Razão nº 3: Você tem a tendência de aumentar seus problemas

Vou confessar algo constrangedor.

Se eu parar para analisar friamente por que não consigo ser mais produtiva durante o dia — sendo muito sincera —, a resposta é simples e direta: preciso acordar mais cedo. Ah, e preciso parar de perder tempo no Facebook olhando fotos de casamento de pessoas que nunca vi na vida.

Porém, quando penso em como melhorar e conseguir fazer mais coisas da minha lista de pendências para amanhã, não são essas respostas simples e óbvias que vêm à mente.

Em vez disso, eu me convenço de que preciso de outro método de produtividade, como pintar de cores diferentes as minhas tarefas da lista; ou configurar um timer para monitorar em detalhes as minhas horas e atividades; ou plantar bananeira e fazer exercícios de respiração. Não são minhas manhãs atrasadas ou as constantes distrações que estão sabotando minha produtividade — tem que ser outra coisa.

Isso acontece com muita gente. De vez em quando, somos vítimas de algo chamado de Viés da Complexidade. Um artigo do blog Farnam Street define o que é esse viés: “Temos a tendência de ver algo que é fácil de entender, ou ver algo em um estado de confusão, e enxergar essa coisa como algo com muitas partes difíceis de entender”.

“Como resultado, quando precisamos resolver um problema, podemos ignorar soluções simples — pensando: ‘Isso nunca vai funcionar’ — e preferir soluções complexas”, escreve o autor do artigo.

Às vezes, a melhor solução realmente é a mais simples. Então, talvez você não precise de mais técnicas de produtividade, como reorganizar sua lista de tarefas ou trabalhar em períodos estratégicos de tempo. Possivelmente, você só precisa parar de desperdiçar tempo no trabalho.

Nosso desejo tremendo de ignorar essa explicação óbvia é exatamente o que nos incentiva a experimentar novas técnicas de produtividade e buscar explicações mais complexas (e, convenhamos, que nos fazem sentir menos culpa) para nossos fracassos.

Então, qual o próximo passo na busca de técnicas de produtividade?

Por um lado, eu poderia falar a verdade sem dó e dizer que encontrar uma técnica de produtividade que funciona bem para você é motivo suficiente para insistir até o fim.

Porém, por outro lado, sei que não temos chances contra o nosso cérebro. Realisticamente, talvez não seja possível desligar esses fatores psicológicos que nos assombram para procurarmos as mais novas e eficazes técnicas de produtividade.

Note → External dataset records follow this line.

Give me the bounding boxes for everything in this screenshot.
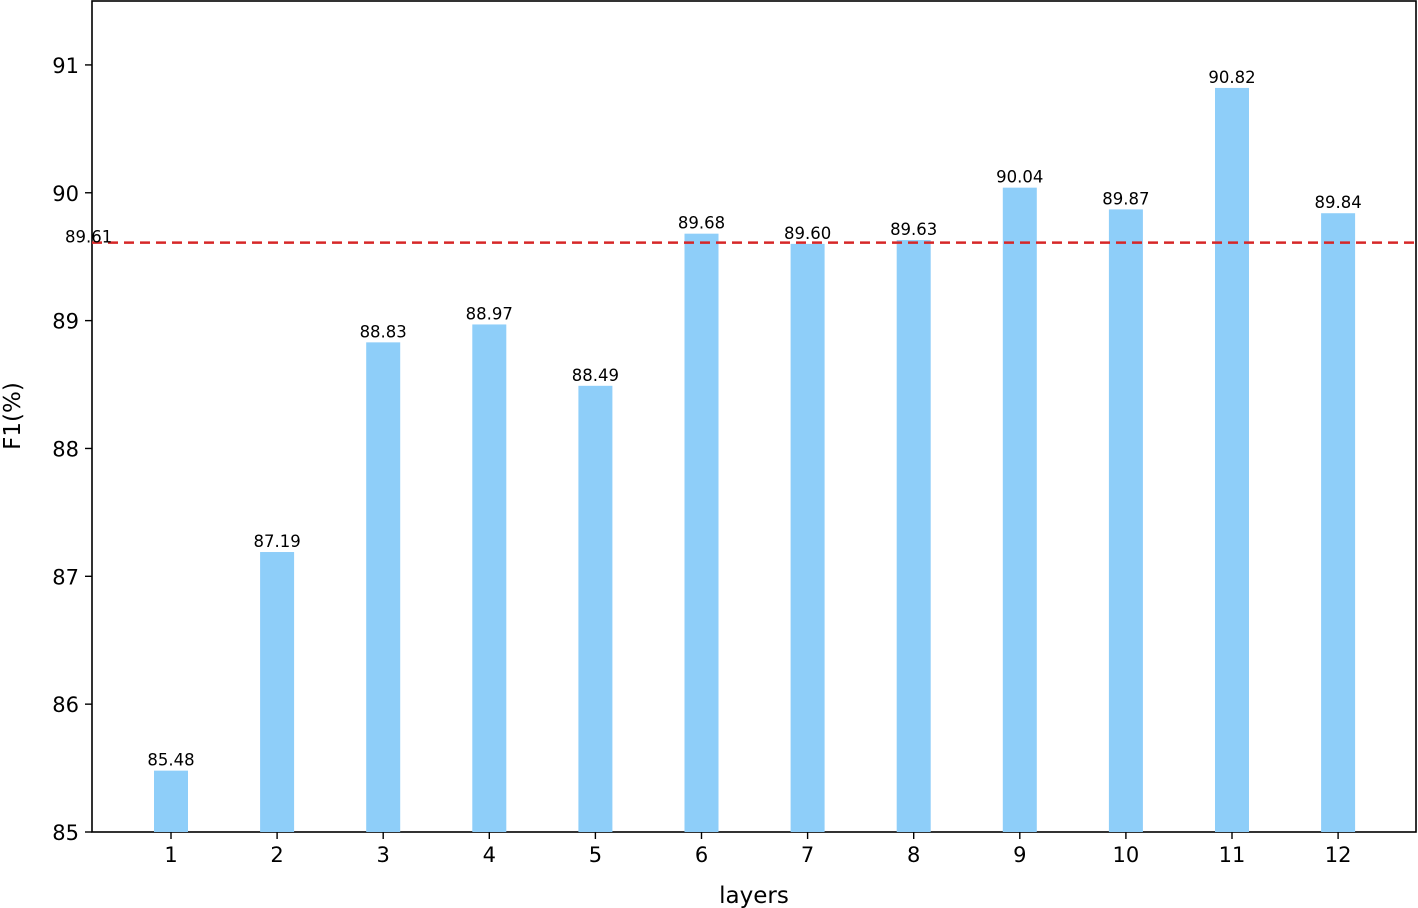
y-axis-title: F1(%) <box>0 382 26 450</box>
bar-value-label: 88.49 <box>572 366 619 385</box>
y-tick-label: 86 <box>52 693 79 717</box>
y-tick-label: 91 <box>52 54 79 78</box>
y-tick-label: 89 <box>52 310 79 334</box>
bar-value-label: 89.68 <box>678 214 725 233</box>
bar-value-label: 90.82 <box>1208 68 1255 87</box>
bar-layer-2 <box>260 552 295 832</box>
bar-layer-11 <box>1215 87 1249 833</box>
reference-line-label: 89.61 <box>65 228 112 247</box>
bar-layer-1 <box>154 770 188 832</box>
bar-layer-12 <box>1321 213 1356 832</box>
bar-value-label: 88.83 <box>360 322 407 341</box>
bar-labels-group: 85.48 87.19 88.83 88.97 88.49 89.68 89.60 89.63… <box>147 68 1361 770</box>
y-tick-label: 87 <box>52 565 79 589</box>
x-tick-label: 6 <box>695 843 708 867</box>
x-tick-label: 1 <box>164 843 177 867</box>
x-tick-label: 2 <box>270 843 283 867</box>
bars-group <box>154 87 1356 833</box>
bar-value-label: 89.63 <box>890 220 937 239</box>
x-axis-ticks: 1 2 3 4 5 6 7 8 9 10 11 12 <box>164 832 1351 867</box>
x-axis-title: layers <box>719 883 789 908</box>
bar-value-label: 89.84 <box>1314 193 1361 212</box>
x-tick-label: 9 <box>1013 843 1026 867</box>
bar-value-label: 89.87 <box>1102 189 1149 208</box>
bar-value-label: 90.04 <box>996 168 1043 187</box>
bar-layer-5 <box>578 385 613 832</box>
x-tick-label: 7 <box>801 843 814 867</box>
x-tick-label: 11 <box>1219 843 1246 867</box>
bar-layer-6 <box>684 233 719 832</box>
x-tick-label: 12 <box>1325 843 1352 867</box>
x-tick-label: 8 <box>907 843 920 867</box>
y-tick-label: 85 <box>52 821 79 845</box>
bar-value-label: 88.97 <box>466 304 513 323</box>
bar-value-label: 87.19 <box>253 532 300 551</box>
y-tick-label: 88 <box>52 437 79 461</box>
plot-frame <box>91 0 1417 833</box>
bar-layer-7 <box>790 243 825 832</box>
bar-layer-3 <box>366 342 401 832</box>
bar-layer-10 <box>1108 209 1143 833</box>
x-tick-label: 4 <box>483 843 496 867</box>
y-tick-label: 90 <box>52 182 79 206</box>
x-tick-label: 3 <box>377 843 390 867</box>
bar-layer-8 <box>896 240 931 832</box>
bar-layer-4 <box>472 324 507 832</box>
bar-value-label: 89.60 <box>784 224 831 243</box>
x-tick-label: 10 <box>1113 843 1140 867</box>
x-tick-label: 5 <box>589 843 602 867</box>
bar-value-label: 85.48 <box>147 751 194 770</box>
bar-layer-9 <box>1002 187 1037 832</box>
y-axis-ticks: 85 86 87 88 89 90 91 <box>52 54 92 845</box>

Em vez disso, vou apenas encorajar você. No fim das contas, não há nada de errado em testar técnicas de produtividade no seu trabalho — contanto que você não desperdice um monte de tempo nisso, é claro.

Quem sabe? Suas tentativas e erros frequentes podem ser exatamente o que vai ajudar você a encontrar a técnica de produtividade que, apesar dos melhores esforços de seu cérebro, finalmente cria raízes e fica por um bom tempo!